I can remember having high hopes for this story when it first aired: the return of Brigadier Lethbridge Stewart in a story written by the writer of Remembrance of the Daleks incorporating elements of the Arthurian story (I'd seen John Boorman's Excalibur by this point - if you haven't then buy it now on DVD! And how about a UK BD release please?) Well the Brigadier's incidental to this episode though we do (finally) get to see Doris (of Planet of the Spiders watch fame), now Mrs Lethbridge-Stewart, played by Angela Douglas of Carry On Films fame.

If Bamberra doesn't trust the Doctor & Ace, and doesn't accept their story, why does she go to the trouble of driving them to the hotel? Similarly who's accepted that the Doctor is the Doctor and made enough fuss to get the Brigadier summoned to Carbury?

The Tardis scenes at the start are too dark and there's a reason for this: the wall sets had been destroyed since it's last appearance in Greatest Show in the Galaxy and the reduced lighting hides that the backgrounds are just drapes. I didn't say it hides them terribly well!

Bambera's exclamations of "Shame" seem to be an attempt to get another character to swear on screen without actually swearing - see Ace stories passim. We suggest you insert another short word beginning with SH every time she says it and her disgust for hitch hikers will become more evident!

Why does Ace think that the Knight might be an Android? That's because it's meant to be a futuristic Knight, rather than what we got. Unfortunately the costume people read the word Knight and immediately gave us something in the traditional vein rather than, as was intended, something that looked more like Top Gear's The Stig. Think of that, with lightsabres and better guns, not those horribly sparky things (again) and you'll be getting there.
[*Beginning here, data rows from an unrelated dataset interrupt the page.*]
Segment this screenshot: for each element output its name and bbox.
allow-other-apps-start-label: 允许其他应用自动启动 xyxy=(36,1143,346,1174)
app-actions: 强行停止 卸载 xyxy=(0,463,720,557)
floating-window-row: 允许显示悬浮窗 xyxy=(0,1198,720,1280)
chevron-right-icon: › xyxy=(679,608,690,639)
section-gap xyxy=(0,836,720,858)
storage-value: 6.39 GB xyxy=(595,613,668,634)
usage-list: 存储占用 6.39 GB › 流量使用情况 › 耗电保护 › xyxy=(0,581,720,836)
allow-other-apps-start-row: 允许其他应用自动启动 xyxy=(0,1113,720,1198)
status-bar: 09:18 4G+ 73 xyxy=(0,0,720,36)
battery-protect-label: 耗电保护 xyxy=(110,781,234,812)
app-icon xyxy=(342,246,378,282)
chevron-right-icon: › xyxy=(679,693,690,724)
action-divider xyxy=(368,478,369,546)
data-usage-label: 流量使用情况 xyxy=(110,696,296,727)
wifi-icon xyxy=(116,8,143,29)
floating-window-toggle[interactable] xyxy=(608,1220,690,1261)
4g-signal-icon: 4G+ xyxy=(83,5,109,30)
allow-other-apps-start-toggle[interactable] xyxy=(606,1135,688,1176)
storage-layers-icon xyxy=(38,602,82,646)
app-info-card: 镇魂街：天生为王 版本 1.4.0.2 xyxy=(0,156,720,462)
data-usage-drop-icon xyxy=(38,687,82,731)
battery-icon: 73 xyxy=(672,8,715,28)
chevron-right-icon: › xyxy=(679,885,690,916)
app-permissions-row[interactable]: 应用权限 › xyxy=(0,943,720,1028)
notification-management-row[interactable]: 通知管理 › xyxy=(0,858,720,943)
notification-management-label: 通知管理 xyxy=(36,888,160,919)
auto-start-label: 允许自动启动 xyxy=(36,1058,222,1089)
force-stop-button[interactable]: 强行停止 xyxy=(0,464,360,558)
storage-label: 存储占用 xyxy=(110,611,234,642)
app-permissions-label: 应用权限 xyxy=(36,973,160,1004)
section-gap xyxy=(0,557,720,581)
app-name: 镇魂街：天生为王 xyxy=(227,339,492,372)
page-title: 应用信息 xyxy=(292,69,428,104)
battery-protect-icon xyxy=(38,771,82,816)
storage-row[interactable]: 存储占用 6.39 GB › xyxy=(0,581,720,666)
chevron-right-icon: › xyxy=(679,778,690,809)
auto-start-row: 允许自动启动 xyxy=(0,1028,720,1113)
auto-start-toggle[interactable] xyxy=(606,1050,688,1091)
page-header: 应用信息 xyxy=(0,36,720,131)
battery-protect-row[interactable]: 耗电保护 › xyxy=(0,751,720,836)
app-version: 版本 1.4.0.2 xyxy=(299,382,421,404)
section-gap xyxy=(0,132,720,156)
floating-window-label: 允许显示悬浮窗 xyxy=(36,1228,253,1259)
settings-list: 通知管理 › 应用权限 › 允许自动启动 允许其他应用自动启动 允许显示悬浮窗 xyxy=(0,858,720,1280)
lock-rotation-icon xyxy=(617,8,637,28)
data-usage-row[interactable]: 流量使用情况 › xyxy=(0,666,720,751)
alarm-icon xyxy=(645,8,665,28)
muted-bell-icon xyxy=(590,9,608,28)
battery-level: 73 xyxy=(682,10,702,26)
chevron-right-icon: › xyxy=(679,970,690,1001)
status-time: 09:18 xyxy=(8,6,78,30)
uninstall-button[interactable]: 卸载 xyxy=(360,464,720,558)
This episode of Doctor Who has the dubious honour of having the lowest viewing figures of any episode of the original run, just 3.1 million. OK it was up against Coronation Street but even so..... This is how the record of lowest viewing figures for an episode of Doctor Who progressed:

Episode #DateStory & EpisodeRating
Million Viewers
1 23/11/1963 An Unearthly Child: An Unearthly Child 4.4
127 10/09/1966 The Smugglers: Episode One 4.3
129 24/09/1966 The Smugglers: Episode Three 4.2
251 07/06/1969 The War Games: Episode Eight 3.5
689 06/09/1989 Battlefield: Part One 3.1

This is the first episode of Doctor Who that aired after I made the transition to sixth form college from secondary school. This is also the first episode of Doctor Who that I recorded off the television! We bought our first video recorder that summer and already by this point I owned Spearhead from Space, Day of the Daleks, Death to the Daleks, Revenge of the Cybermen and Terror of the Zygons on video. I still have the recorded copy of Battlefield, and all four stories this season, to this day and was almost tempted to dig it out to watch for the blog!.
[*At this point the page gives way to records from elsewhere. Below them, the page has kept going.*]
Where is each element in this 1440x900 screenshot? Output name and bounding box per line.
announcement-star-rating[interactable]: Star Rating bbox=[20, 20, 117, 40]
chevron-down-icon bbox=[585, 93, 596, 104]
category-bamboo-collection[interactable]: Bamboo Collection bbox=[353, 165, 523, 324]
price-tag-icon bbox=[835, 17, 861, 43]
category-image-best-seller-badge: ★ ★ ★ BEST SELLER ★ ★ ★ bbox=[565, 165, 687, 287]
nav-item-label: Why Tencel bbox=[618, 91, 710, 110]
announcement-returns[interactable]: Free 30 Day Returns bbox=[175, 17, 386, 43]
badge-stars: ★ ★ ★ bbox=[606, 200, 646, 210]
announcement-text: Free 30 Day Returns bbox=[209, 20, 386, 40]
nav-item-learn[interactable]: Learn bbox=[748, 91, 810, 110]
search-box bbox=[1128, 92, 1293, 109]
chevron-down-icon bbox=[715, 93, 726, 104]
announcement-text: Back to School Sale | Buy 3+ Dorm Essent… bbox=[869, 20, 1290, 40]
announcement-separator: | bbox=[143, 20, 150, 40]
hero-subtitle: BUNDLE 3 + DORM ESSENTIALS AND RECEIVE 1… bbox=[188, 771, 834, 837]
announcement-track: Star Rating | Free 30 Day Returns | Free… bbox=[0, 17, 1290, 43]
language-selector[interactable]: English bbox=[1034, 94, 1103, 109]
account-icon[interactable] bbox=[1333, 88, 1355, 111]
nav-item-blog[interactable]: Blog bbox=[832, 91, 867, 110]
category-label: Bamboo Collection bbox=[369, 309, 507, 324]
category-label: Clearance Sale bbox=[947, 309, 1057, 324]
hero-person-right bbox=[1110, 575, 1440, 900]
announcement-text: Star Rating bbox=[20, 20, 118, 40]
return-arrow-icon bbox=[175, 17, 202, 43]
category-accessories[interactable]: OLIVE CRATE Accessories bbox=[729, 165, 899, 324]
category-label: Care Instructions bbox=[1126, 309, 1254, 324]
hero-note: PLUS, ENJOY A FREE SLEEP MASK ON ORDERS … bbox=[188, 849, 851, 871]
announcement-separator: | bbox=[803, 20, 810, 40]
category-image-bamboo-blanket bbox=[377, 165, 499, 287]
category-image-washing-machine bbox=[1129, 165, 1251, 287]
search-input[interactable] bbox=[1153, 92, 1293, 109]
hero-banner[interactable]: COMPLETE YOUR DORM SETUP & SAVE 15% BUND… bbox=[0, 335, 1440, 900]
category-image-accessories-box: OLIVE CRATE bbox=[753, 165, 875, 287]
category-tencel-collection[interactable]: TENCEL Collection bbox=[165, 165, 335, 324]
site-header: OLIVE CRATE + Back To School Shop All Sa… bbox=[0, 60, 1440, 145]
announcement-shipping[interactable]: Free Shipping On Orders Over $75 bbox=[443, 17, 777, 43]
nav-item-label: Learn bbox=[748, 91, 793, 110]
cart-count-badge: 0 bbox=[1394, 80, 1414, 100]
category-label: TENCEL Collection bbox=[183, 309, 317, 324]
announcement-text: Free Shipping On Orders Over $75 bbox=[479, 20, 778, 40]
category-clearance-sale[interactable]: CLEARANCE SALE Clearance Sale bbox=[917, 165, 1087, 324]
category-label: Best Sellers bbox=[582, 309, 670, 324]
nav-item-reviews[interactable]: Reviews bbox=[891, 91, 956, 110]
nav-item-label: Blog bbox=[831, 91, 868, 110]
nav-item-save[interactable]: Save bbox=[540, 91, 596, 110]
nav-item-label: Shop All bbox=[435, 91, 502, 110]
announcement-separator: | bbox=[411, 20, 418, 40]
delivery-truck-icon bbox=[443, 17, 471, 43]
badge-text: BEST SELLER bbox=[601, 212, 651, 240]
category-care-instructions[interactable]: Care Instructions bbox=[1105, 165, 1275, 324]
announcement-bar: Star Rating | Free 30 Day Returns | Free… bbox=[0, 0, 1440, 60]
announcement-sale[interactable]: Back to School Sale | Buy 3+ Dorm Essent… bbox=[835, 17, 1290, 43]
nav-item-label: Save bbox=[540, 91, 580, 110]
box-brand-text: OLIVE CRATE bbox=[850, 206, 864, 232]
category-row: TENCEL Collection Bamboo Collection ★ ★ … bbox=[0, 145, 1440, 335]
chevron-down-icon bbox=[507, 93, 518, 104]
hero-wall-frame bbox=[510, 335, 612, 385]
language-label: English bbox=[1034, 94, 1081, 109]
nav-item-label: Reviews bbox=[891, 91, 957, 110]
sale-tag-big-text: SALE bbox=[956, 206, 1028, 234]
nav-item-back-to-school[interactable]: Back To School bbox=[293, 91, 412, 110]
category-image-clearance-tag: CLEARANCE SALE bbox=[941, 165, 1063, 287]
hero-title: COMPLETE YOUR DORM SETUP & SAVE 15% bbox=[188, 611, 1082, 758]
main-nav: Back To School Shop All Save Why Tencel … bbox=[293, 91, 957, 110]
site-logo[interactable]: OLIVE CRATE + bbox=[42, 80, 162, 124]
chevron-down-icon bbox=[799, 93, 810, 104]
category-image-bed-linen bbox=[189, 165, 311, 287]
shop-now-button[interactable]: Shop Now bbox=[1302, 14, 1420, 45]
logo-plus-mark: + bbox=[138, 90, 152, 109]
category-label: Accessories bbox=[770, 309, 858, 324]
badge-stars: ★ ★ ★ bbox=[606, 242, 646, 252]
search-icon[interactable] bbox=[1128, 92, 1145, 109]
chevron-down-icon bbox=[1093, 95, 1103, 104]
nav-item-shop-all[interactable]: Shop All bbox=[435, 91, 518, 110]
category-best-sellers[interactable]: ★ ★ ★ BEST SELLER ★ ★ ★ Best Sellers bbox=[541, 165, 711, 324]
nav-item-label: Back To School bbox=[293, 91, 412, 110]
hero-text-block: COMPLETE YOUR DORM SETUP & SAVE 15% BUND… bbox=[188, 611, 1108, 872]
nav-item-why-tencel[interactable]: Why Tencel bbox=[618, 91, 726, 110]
A large amount of Battlefield is recorded on location with very little of the action in this episode occurring in the studio. Fulmer Plant Park in Buckinghamshire is then location for the garden centre that the Brigadier & Doris visit quite close to Little Paston which is where the scenes at their home were recorded. The majority of the action in this story occurs at locations in Lincolnshire with Twyford Wood providing the location for the Tardis landing site while Hambleton Old Hall serves as the Gore Crow Hotel. Nearby Hambleton Ridge is where Bambera radios the convoy for assistance and is also probably the location where the shots of the UNIT convoy is in difficulty were recorded from using Barnsdale on the other side of the lake. Finally the shot of the Knight crashing into the hill was filmed at Castle Cement Quarry about 5 miles away from the other Lincolnshire locations.